BACKGROUND: Metabolic syndrome (MetS) facilitates the development of cardiovascular disease due to atherosclerosis, which is accelerated by defects of the vascular endothelium. Vascular dysfunction in response to nitric oxide (NO) occurs in the mesenteric arteries of an animal model of MetS, SHRSP.Z-Leprfa/IzmDmcr (SHRSP.ZF) rats. Vascular responses to vasodilators are affected by perivascular adipose tissue (PVAT) that surrounds the outsides of arteries. In this study, we assessed the role of PVAT in vascular dysfunction observed in SHRSP.ZF. METHODS: To determine the effects of PVAT on vasodilators in SHRSP.ZF and control Wistar-Kyoto (WKY) rats, we used organ bath bioassay techniques to assay acetylcholine and nitroprusside-induced relaxations of isolated mesenteric arterial ring preparations with PVAT intact or removed. RESULTS: A PVAT-mediated enhancement of relaxations induced by acetylcholine and nitroprusside occurred in SHRSP.ZF at 20 weeks of age, but not at 10 and 30 weeks, and did not occur in WKY. Furthermore, the enhancing effects of PVAT from SHRSP.ZF at 20 weeks could not be substituted by replacement with PVAT from either WKY or 30-week-old SHRSP.ZF, was inhibited by NO synthase inhibitor, and abolished by removal of the arteries' endothelium. Cyclic guanosine monophosphate (cGMP) accumulation elicited by nitroprusside was higher in SHRSP.ZF arteries with PVAT than arteries without PVAT at 20 weeks, but the enhancement of cGMP accumulation did not occur at 30 weeks.

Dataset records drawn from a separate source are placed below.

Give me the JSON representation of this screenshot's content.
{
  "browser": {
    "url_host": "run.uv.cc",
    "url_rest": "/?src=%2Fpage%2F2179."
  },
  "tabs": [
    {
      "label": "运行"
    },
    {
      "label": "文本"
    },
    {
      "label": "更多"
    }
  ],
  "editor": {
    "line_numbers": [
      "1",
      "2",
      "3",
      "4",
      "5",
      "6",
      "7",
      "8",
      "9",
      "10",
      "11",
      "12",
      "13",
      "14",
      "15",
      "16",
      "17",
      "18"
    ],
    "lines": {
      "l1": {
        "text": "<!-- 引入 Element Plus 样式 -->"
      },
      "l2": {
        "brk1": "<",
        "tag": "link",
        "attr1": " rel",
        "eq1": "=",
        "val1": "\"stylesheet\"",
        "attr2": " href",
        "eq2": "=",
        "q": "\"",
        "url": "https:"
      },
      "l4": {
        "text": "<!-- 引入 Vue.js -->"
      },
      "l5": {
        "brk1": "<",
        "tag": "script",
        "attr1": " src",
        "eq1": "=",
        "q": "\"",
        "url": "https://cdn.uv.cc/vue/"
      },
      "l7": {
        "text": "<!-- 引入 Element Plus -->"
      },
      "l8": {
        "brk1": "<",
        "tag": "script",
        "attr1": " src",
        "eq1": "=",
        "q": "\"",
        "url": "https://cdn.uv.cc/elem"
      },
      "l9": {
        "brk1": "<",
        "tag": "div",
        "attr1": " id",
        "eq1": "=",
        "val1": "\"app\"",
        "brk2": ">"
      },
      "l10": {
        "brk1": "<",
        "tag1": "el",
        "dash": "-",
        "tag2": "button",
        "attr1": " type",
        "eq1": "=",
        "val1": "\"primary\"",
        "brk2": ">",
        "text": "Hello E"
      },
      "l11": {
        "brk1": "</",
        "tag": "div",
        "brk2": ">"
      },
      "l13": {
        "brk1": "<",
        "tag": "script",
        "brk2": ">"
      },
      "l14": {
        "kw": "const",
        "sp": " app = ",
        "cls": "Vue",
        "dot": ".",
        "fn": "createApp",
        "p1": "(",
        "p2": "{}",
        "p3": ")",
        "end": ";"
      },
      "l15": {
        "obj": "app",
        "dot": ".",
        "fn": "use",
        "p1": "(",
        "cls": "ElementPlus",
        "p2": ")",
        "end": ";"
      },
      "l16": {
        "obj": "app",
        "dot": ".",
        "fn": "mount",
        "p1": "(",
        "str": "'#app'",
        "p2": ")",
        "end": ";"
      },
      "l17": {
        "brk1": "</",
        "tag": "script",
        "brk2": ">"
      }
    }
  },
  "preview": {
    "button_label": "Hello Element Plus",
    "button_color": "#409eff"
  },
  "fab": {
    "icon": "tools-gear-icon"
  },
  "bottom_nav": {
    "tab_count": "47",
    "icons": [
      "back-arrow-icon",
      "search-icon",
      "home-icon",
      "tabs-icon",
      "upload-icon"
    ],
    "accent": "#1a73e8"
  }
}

CONCLUSIONS: PVAT may regulate arterial tone by releasing diffusible vasorelaxing factor(s), which, through endothelium-derived NO production, compensates for impaired vasodilations at early stages of MetS.

Functional Relationship between Arterial Tissue and Perivascular Adipose Tissue in Metabolic Syndrome.

Metabolic syndrome is a complex of disorders that includes visceral obesity, insulin resistance, hypertension, and dyslipidemia. It is characterized by an increased risk for serious cardiovascular events. Adipocytes are now recognized to contribute to the development of cardiovascular complications in metabolic syndrome via the release of several bioactive substances (adipocytokines). Obesity induces an increase in the volume of perivascular adipose tissue (PVAT), which is located outside the blood vessels. In recent years, PVAT has been reported to produce/release vasoactive adipocytokines. Thus, PVAT can modulate vasomotor function by releasing vasorelaxing/vasocontracting factors, resulting in the development of cardiovascular disease due to metabolic syndrome. By using animal models (SHR/NDmcr-cp rats, SHRSP.Z-Lepr(fa)/IzmDmcr rats, and B6.BKS (D)-Lepr(fa)/J mice), we have demonstrated that chronic oxidative-nitrative stress is closely linked to the development of vascular dysfunction in response to nitric oxide (NO) in resistant arteries with increasing age/exposure to metabolic abnormalities. Further, our recent findings have led us to believe that PVAT helps in the regulation of vasodilation to compensate for the impaired vasodilation observed in pathophysiological conditions in the mesenteric arteries of SHRSP.Z-Lepr(fa)/IzmDmcr rats. However, a breakdown of the compensatory system occurs with long-term exposure to metabolic abnormalities. We propose the concept of the functional regulation of vascular tissue by PVAT in metabolic syndrome.